If one area keeps misfiring:
The brain keeps “checking” it
Focus drifts
Mental effort increases
This can look like:
Inattention
Slowness
Fatigue
“Zoning out” (even without seizures)
Memory
Memory depends on timing and coordination.
Excited cortex:
Disrupts encoding (laying memories down)
Interrupts consolidation (stabilising memories)
Interferes with retrieval
So children may:
Learn information
But not retain it well
Or recall it inconsistently
This is common in epilepsy even without frequent seizures.
Speech and language
Language relies on very precise timing.
If abnormal firing happens near language networks:
Word retrieval becomes harder
Fluency drops
Comprehension may slow
In children:
Language development can stall
Skills may plateau rather than regress
This is why “benign” epilepsies are not always benign.
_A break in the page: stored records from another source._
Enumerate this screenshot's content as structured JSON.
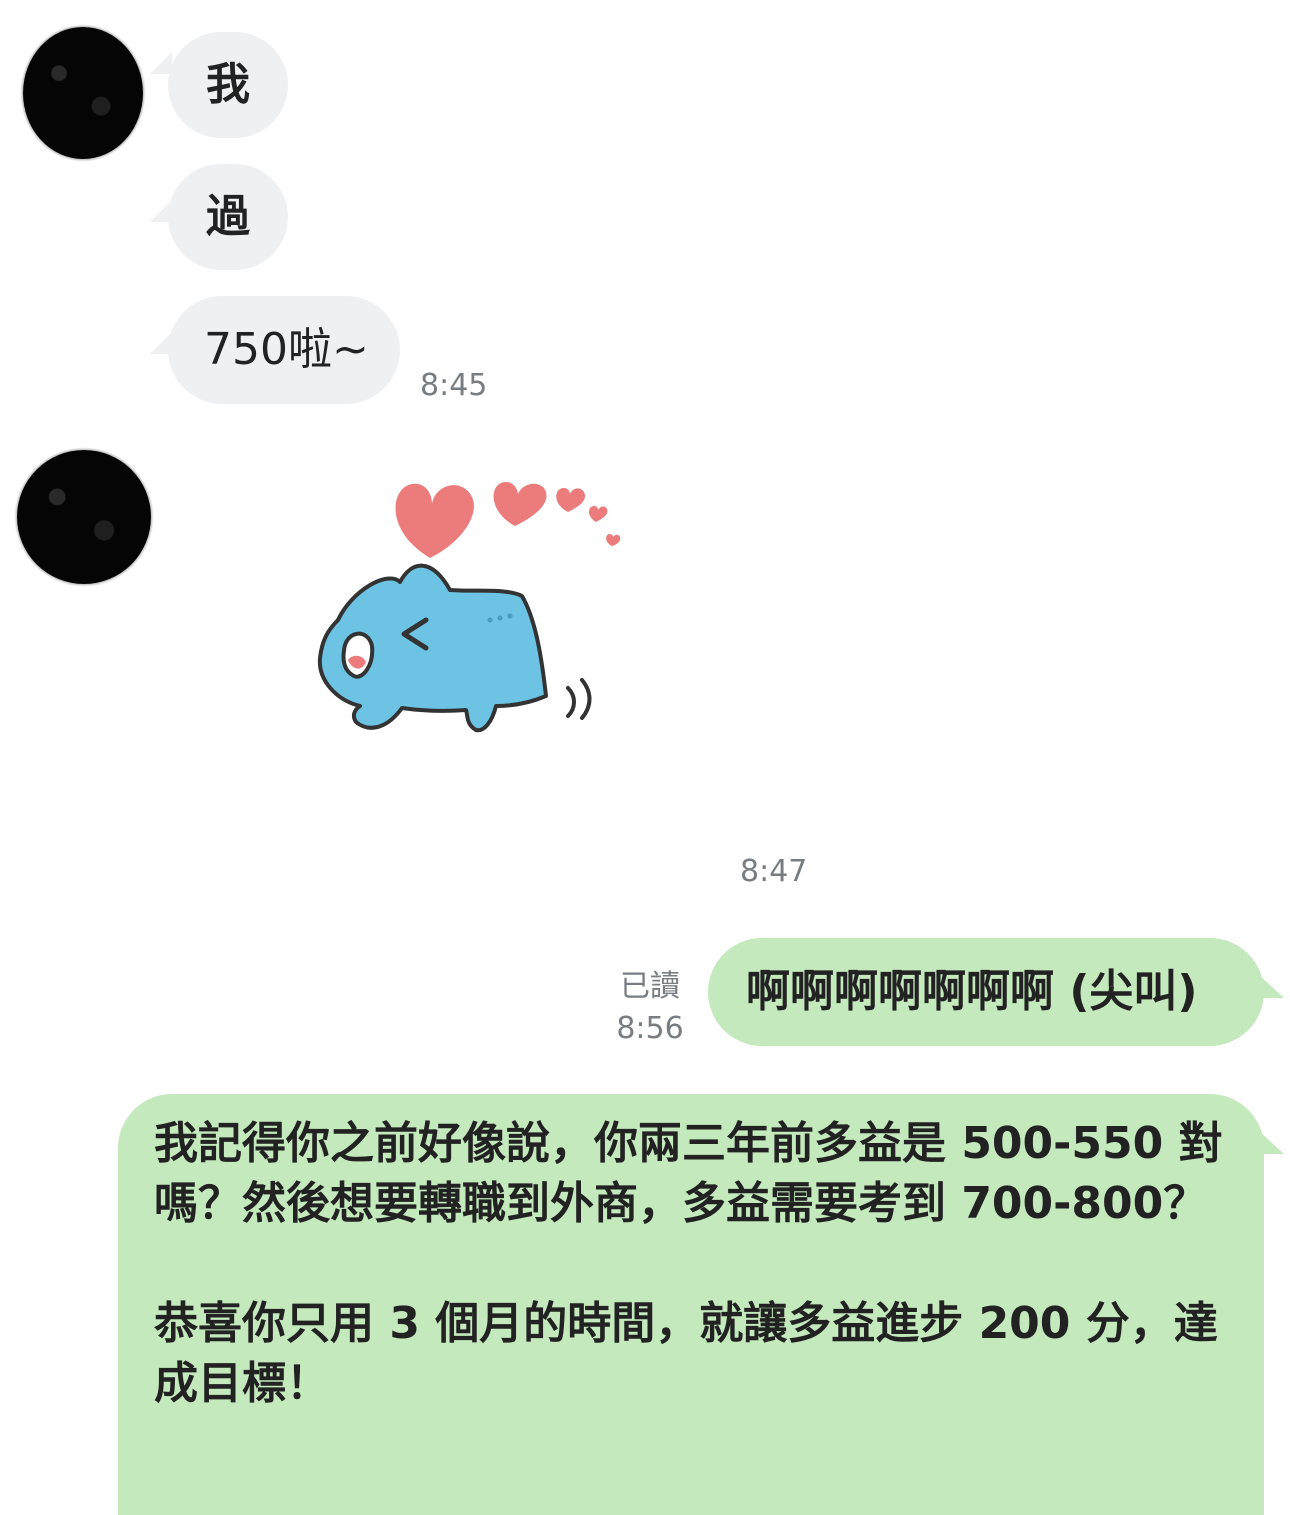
{
  "messages": {
    "m1": {
      "text": "我"
    },
    "m2": {
      "text": "過"
    },
    "m3": {
      "text": "750啦~",
      "time": "8:45"
    },
    "sticker": {
      "name": "blue-cat-hearts-sticker",
      "time": "8:47"
    },
    "m5": {
      "text": "啊啊啊啊啊啊啊 (尖叫)",
      "read": "已讀",
      "time": "8:56"
    },
    "m6": {
      "p1": "我記得你之前好像說，你兩三年前多益是 500-550 對嗎？然後想要轉職到外商，多益需要考到 700-800？",
      "p2": "恭喜你只用 3 個月的時間，就讓多益進步 200 分，達成目標！"
    }
  },
  "colors": {
    "incoming_bubble": "#eff0f2",
    "outgoing_bubble": "#c4e9bd",
    "timestamp": "#777d82",
    "sticker_body": "#6cc3e4",
    "hearts": "#ec7b7b"
  }
}
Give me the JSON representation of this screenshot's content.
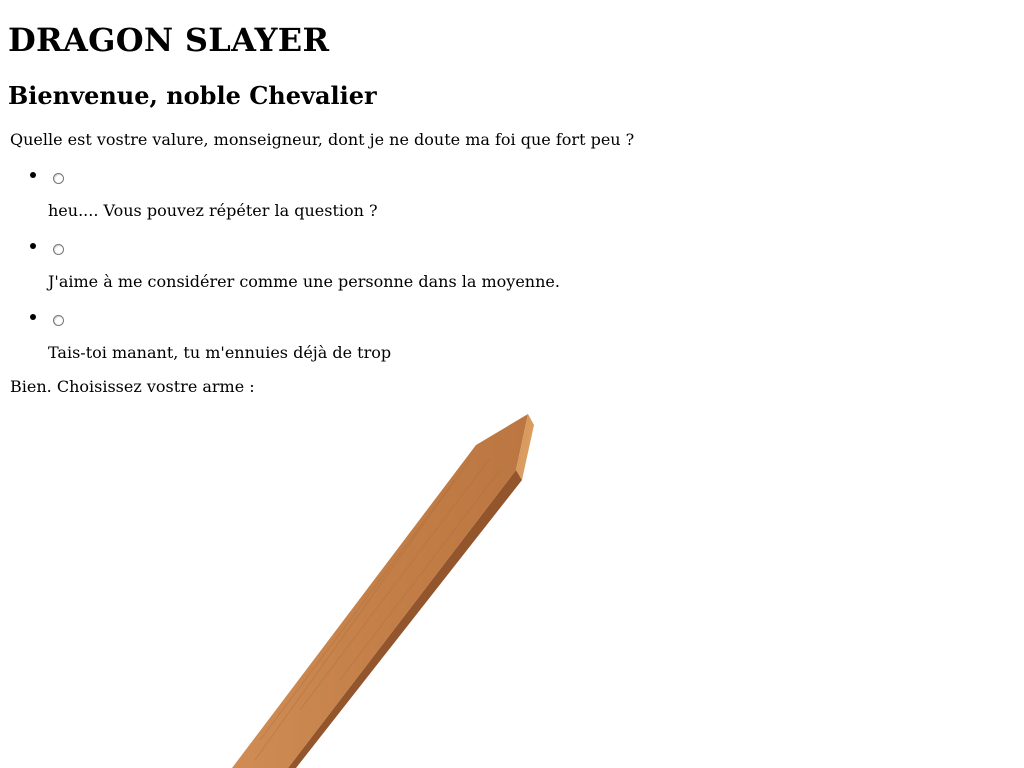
{
  "page": {
    "title": "DRAGON SLAYER",
    "subtitle": "Bienvenue, noble Chevalier",
    "question": "Quelle est vostre valure, monseigneur, dont je ne doute ma foi que fort peu ?",
    "answers": [
      {
        "label": "heu.... Vous pouvez répéter la question ?",
        "selected": false
      },
      {
        "label": "J'aime à me considérer comme une personne dans la moyenne.",
        "selected": false
      },
      {
        "label": "Tais-toi manant, tu m'ennuies déjà de trop",
        "selected": false
      }
    ],
    "weapon_prompt": "Bien. Choisissez vostre arme :"
  },
  "weapon": {
    "icon": "wooden-stick-icon",
    "colors": {
      "face": "#c47f48",
      "highlight": "#d6975c",
      "shadow": "#93552b",
      "edge": "#e0a467"
    }
  }
}
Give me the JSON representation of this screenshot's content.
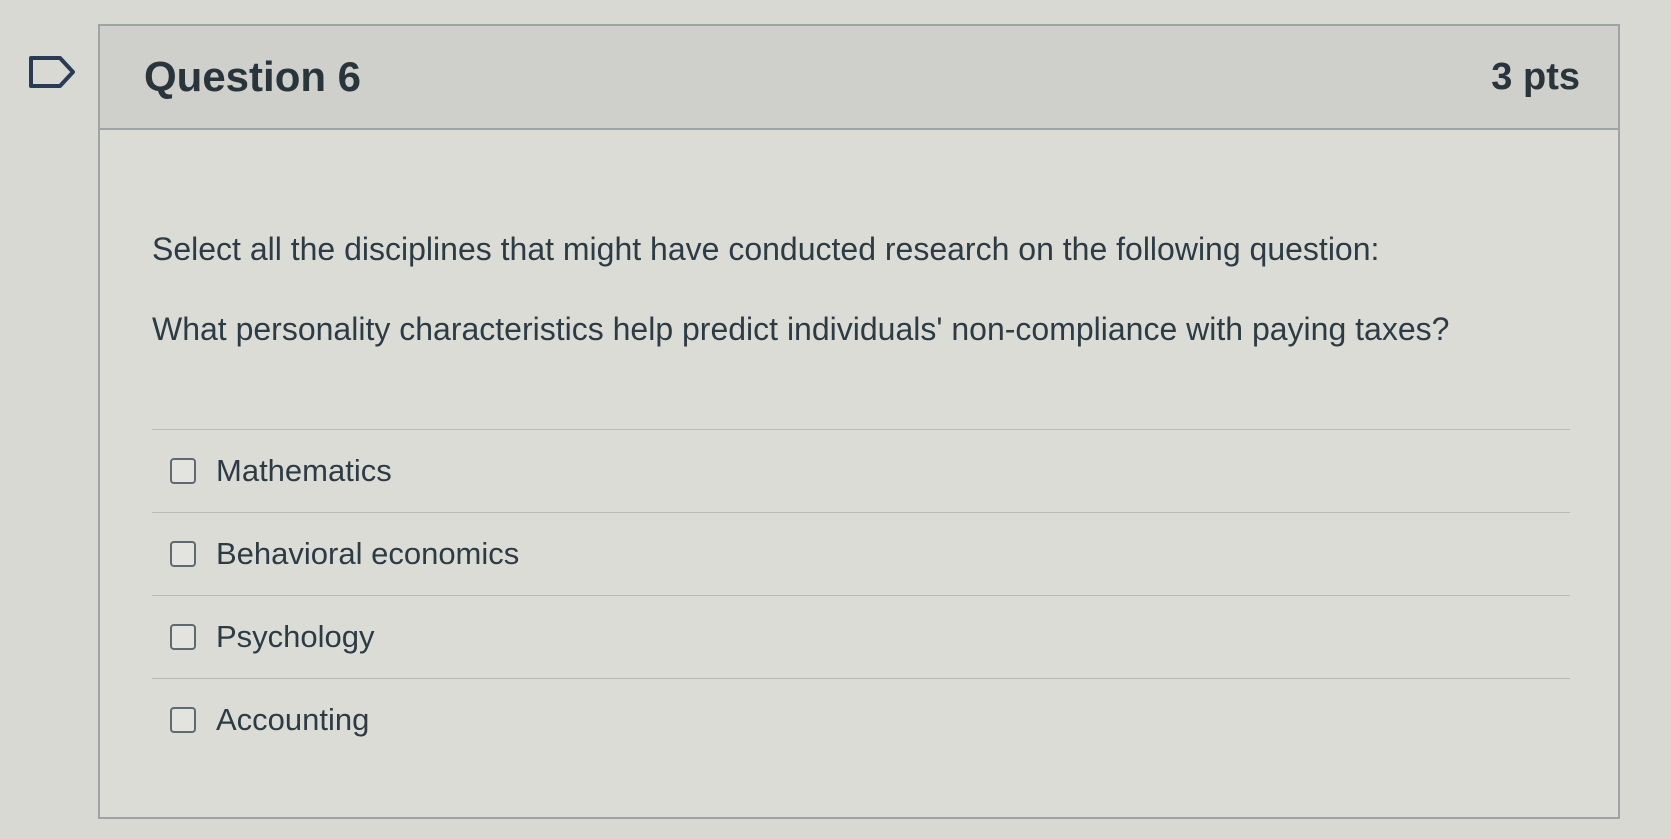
{
  "question": {
    "title": "Question 6",
    "points": "3 pts",
    "prompt": "Select all the disciplines that might have conducted research on the following question:",
    "subprompt": "What personality characteristics help predict individuals' non-compliance with paying taxes?",
    "answers": [
      {
        "label": "Mathematics",
        "checked": false
      },
      {
        "label": "Behavioral economics",
        "checked": false
      },
      {
        "label": "Psychology",
        "checked": false
      },
      {
        "label": "Accounting",
        "checked": false
      }
    ]
  },
  "icons": {
    "bookmark": "bookmark-flag-icon"
  },
  "colors": {
    "header_bg": "#cfd0cc",
    "border": "#9ea3a4",
    "text": "#2d3b45"
  }
}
4. Why this is especially serious in children
Children’s brains are still building networks.
An excited cortex:
Disrupts normal wiring
Interrupts learning windows
Forces the brain to “work around” noise
So instead of developing efficiently:
Networks develop more slowly
Or reorganise in less optimal ways
This can lead to:
Long-term learning difficulties
Executive function problems
Language vulnerabilities
Even if seizures later stop.
5. Why excited activity spreads
Now to the spreading part — this is key.
Neurons are connected.
They talk to each other constantly.
When one area becomes over-excited:
Nearby neurons are repeatedly stimulated
Inhibitory control gets overwhelmed
Excitation spreads outward
Think of:
One person clapping → others join in
One spark → grass catches fire
6. How excited cortex “pulls in” normal tissue
Normal brain tissue is not diseased, but it is connected.
Repeated abnormal firing:
Lowers the firing threshold nearby
Makes normal neurons easier to recruit
Turns helpers into participants
Over time:
The abnormal network grows
More cortex becomes involved
Seizures spread more easily
7. How focal seizures become generalised
A focal seizure:
Starts in one area
If excitement spreads:
It reaches both hemispheres
Large networks synchronise
The seizure becomes generalised
This explains why:
Some patients start with focal symptoms
Then lose awareness
Then have whole-body involvement
It’s not sudden — it’s network recruitment.